Supported Notification Types

Execution logs
Images (e.g., graphs, previews)
Updated parameters
Compressed files (e.g., zip)
HTML files
Other content useful for monitoring or debugging

Practical Example

When training a K-Means model, the Service sends every 10 iterations:

An image of the current clustering
A log file with cost values (inertia)
A ZIP file with intermediate snapshots of the model

The user sees everything in real time, directly from the browser.

Asset History

The Data Analytics System records for each dataset or model produced:

Workflow that generated it
Service that processed it
Parameters used
Storage location
Format and technical characteristics

This allows for complete auditing and process reproducibility.

Practical Example

Model "Customer Segmentation 2025" saved in storage location "S", trained by workflow "X", with the execution of dd/mm/yyyy hh:mm:ss, by K-MEANS service "Y" (version "V" created by user "U") with parameters "A, B, and C", using datasets "D", etc.

Scalability

Vertical

Services may require GPUs.

The Data Analytics System can schedule deployment on nodes equipped with GPUs.

Practical Example

Training a neural network on images, deployed on a GPU node.

Horizontal

Batch-intensive Workflows can be distributed using Spark.
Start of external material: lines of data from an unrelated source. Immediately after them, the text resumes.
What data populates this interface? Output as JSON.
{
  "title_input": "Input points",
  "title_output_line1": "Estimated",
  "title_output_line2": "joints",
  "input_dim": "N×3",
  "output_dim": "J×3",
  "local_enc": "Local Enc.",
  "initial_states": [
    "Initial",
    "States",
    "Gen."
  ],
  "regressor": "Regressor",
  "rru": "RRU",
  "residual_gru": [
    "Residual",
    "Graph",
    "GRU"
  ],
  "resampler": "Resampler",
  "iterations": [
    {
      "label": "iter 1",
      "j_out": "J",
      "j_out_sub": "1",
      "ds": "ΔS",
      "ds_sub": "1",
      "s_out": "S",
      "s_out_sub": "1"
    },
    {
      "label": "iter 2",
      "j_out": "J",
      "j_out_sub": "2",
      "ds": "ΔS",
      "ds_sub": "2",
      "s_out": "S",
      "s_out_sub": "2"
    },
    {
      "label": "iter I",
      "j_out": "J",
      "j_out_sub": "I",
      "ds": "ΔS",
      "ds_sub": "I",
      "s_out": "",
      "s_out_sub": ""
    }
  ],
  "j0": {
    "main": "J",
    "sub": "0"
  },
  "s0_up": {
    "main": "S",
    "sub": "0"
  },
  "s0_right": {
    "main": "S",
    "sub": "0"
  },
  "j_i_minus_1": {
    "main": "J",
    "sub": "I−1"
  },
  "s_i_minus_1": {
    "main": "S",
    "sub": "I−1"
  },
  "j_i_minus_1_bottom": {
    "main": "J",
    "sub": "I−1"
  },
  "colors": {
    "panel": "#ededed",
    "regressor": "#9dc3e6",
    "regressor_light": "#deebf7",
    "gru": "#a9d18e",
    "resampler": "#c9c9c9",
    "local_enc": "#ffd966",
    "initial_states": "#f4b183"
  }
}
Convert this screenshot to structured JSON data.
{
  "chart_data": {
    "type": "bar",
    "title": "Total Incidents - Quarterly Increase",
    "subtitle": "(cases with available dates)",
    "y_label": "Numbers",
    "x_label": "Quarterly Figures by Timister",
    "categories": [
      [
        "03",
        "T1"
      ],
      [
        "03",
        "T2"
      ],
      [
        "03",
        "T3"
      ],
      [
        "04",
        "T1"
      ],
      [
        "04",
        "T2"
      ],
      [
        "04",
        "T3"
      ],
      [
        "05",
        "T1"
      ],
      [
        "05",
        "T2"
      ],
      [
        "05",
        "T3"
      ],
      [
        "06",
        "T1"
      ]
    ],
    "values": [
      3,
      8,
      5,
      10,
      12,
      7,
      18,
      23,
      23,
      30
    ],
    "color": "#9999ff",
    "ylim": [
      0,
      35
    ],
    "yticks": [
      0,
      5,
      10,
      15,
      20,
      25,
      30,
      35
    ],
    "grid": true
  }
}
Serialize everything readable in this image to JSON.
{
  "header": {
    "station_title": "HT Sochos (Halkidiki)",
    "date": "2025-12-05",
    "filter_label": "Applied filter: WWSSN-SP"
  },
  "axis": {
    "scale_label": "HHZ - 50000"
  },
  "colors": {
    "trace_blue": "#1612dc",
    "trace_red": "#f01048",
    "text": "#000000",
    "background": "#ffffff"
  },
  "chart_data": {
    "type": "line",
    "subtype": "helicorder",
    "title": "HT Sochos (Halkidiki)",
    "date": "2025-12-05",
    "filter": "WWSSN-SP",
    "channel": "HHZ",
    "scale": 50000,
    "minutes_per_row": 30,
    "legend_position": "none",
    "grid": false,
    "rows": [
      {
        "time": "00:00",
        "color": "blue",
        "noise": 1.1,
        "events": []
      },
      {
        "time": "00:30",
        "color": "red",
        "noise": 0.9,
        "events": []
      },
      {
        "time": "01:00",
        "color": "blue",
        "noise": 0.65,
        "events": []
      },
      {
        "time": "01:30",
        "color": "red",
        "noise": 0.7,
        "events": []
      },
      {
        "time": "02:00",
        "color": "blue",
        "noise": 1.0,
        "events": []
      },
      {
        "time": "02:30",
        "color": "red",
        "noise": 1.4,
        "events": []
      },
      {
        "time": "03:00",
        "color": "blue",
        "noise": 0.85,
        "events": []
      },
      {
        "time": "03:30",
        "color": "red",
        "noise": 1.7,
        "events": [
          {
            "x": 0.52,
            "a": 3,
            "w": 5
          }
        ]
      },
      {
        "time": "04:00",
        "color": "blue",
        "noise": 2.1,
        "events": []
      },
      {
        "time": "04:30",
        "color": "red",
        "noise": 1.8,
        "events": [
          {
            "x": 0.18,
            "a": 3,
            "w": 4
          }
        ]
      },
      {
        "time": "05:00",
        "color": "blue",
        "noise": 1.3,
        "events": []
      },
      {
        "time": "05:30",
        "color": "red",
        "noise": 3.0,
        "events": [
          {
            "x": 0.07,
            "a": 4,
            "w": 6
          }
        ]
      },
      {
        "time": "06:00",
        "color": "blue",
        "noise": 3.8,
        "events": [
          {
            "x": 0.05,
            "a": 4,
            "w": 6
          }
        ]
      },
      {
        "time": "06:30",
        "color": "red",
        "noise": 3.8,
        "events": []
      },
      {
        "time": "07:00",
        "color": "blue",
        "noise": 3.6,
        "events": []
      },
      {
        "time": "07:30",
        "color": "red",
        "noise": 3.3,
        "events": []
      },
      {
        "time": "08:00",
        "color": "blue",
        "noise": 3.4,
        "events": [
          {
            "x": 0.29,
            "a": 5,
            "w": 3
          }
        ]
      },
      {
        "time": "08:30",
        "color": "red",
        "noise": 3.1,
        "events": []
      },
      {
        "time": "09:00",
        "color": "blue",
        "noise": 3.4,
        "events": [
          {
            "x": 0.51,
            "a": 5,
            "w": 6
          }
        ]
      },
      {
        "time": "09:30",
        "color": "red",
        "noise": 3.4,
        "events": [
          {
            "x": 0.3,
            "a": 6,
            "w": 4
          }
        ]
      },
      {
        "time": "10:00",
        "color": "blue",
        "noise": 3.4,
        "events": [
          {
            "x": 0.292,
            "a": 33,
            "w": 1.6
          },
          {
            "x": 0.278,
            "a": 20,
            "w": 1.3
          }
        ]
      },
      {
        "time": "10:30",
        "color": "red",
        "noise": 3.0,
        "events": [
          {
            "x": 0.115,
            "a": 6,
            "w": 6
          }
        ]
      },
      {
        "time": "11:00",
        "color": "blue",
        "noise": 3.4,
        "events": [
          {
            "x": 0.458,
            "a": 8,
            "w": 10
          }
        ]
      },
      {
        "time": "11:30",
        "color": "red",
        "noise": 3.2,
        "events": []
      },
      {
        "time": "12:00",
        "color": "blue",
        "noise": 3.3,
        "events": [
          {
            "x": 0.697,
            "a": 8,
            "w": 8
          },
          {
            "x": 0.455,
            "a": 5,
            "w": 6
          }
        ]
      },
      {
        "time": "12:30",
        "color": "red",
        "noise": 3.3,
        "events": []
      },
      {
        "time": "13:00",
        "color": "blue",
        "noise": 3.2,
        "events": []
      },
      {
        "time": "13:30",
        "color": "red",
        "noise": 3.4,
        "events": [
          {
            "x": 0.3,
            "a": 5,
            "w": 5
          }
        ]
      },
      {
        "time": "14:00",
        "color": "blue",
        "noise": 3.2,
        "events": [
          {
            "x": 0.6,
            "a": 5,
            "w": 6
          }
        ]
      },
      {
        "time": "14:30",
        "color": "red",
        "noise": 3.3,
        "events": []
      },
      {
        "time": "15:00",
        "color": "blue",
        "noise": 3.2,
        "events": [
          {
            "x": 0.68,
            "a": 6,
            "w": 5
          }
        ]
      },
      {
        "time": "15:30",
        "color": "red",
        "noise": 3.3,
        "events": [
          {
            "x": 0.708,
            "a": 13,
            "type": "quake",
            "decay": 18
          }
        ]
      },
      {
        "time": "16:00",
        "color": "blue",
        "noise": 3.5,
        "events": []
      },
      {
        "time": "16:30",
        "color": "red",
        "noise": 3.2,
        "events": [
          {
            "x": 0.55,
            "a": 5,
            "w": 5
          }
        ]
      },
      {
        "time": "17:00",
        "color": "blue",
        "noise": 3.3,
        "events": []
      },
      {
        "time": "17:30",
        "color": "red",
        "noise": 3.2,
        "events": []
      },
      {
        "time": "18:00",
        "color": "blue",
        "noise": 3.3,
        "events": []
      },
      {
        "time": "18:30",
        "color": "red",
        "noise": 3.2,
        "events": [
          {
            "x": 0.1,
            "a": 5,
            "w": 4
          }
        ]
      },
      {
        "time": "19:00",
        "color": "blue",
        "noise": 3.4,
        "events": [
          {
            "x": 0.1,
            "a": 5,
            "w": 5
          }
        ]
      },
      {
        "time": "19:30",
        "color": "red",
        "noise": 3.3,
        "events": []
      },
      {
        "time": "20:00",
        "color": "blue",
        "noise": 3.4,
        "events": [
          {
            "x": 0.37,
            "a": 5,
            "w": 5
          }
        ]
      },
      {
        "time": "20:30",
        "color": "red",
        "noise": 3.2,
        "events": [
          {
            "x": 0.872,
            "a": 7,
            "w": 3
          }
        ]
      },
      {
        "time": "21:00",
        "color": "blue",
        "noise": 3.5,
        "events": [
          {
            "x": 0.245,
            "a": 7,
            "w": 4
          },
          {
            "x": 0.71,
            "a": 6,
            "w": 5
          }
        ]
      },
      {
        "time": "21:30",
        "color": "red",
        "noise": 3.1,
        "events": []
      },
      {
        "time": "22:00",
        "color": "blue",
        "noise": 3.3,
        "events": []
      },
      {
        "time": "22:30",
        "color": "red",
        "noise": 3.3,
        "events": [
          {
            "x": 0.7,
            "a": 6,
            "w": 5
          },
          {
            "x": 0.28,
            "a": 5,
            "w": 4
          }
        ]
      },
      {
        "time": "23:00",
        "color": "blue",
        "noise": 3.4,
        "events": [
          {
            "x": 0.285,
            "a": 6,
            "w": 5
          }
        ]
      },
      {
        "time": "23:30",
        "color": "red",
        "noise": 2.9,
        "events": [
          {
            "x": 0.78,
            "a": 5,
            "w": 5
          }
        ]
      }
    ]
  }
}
Processes are divided into "workers" and deployed on different nodes in the cluster for parallel processing.

Architecture and Integration

The Data Analytics System uses several Open Source tools to provide a complete Data Science environment:

MinIO for distributed storage of datasets and models
Kafka for streaming data management
Spark for distributed data processing
MLflow for versioning and experiment tracking
Seldon for deploying models in production
Argo for workflow orchestration
Jupyter Notebook for interactive analysis

The architecture is based on microservices deployed on Kubernetes.

In summary, the Data Analytics System allows you to manage heterogeneous data (sensors, structured datasets, process data), acquired both in streaming and batch, stored on distributed storage, and used for advanced analysis and machine learning model training.

From the Pascol use case Use Cases > Pascol, the functionalities offered by Metriqa find concrete application thanks to the use of the Data Space Data Space for the protected sharing of data along the supply chain, the Data Analytics System for the creation and training of machine learning models Asset > Workflow on the farm's IoT data, and the possibility of serving these models in production via model serving services Development > Serving, thus enabling intelligent, predictive and interoperable traceability of extensive farming.